Unprecedented Losses

Dahab said that his ministry has formed a committee to take stock of the unprecedented losses universities have suffered. He expects the cost of repairing physical damage will be huge, on top of “priceless” moral losses.

The war has exacerbated a brain drain of talent from the country. Many professors and teachers have been looking for work abroad because of the difficulties paying their wages. Dahab said the Ministry of Finance was paying 60 percent of Sudanese public university employees’ salaries, with the remainder coming from the universities.

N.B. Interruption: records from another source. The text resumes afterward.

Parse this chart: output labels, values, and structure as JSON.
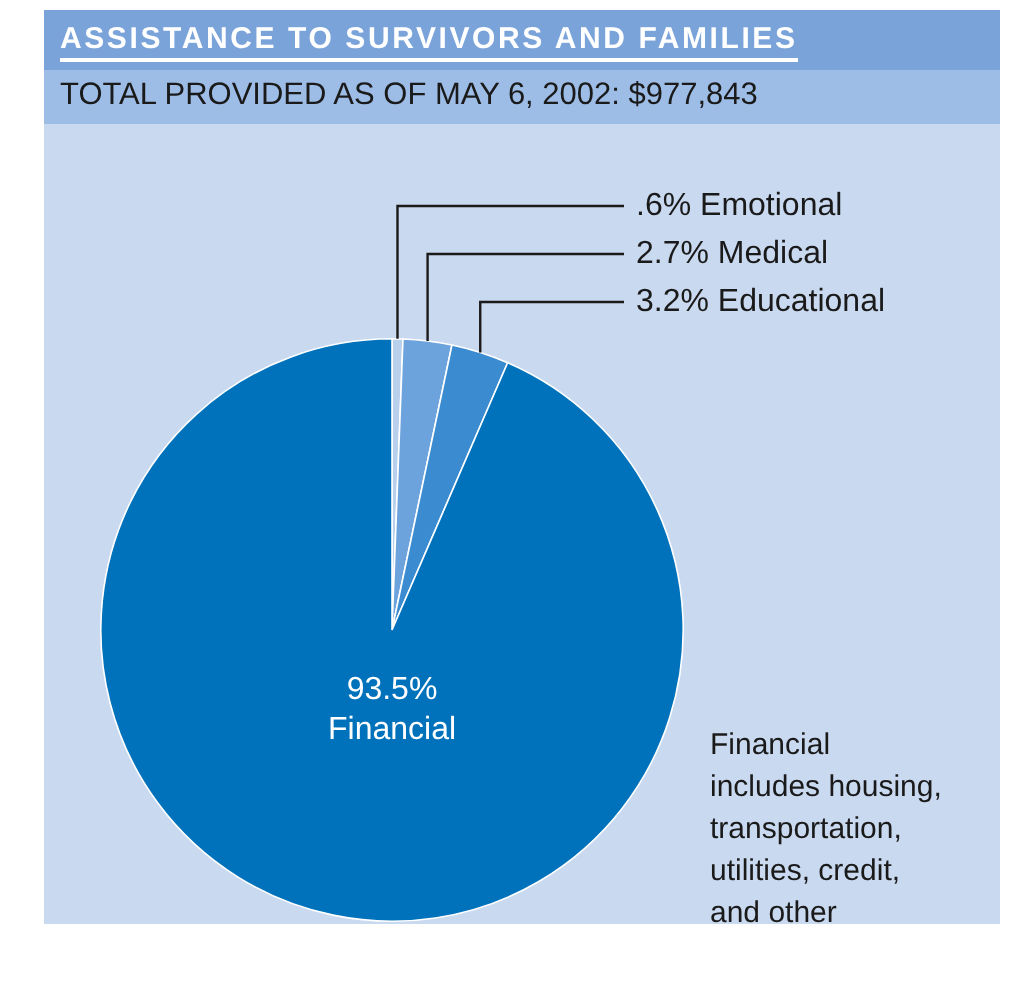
{
  "chart_data": {
    "type": "pie",
    "title": "ASSISTANCE TO SURVIVORS AND FAMILIES",
    "subtitle": "TOTAL PROVIDED AS OF MAY 6, 2002: $977,843",
    "categories": [
      "Emotional",
      "Medical",
      "Educational",
      "Financial"
    ],
    "values": [
      0.6,
      2.7,
      3.2,
      93.5
    ],
    "colors": [
      "#b9d0ec",
      "#6da3dc",
      "#3a8bd0",
      "#0072bc"
    ],
    "value_labels": [
      ".6%",
      "2.7%",
      "3.2%",
      "93.5%"
    ],
    "legend": false,
    "annotations": [
      "Financial includes housing, transportation, utilities, credit, and other"
    ]
  }
}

“I assure our students that we will work hard to restore our institutions and overcome the effects of war. I advise them to remain steadfast and diligent, and we will support them until we all overcome these hard times.”

Mohamed Hassan Dahab

Dahab appealed to international and regional organisations to support Sudan’s scientific, university and research institutions financially and technically “so they can rise again after the extensive sabotage and demolition they were subjected to during this war.” 

Dahab said Sudanese experts and scholars had previously provided great services to many Arab and African countries, contributing to their scientific and academic development. He added that Sudan’s universities had always been open to students from other friendly countries before the outbreak of the latest war.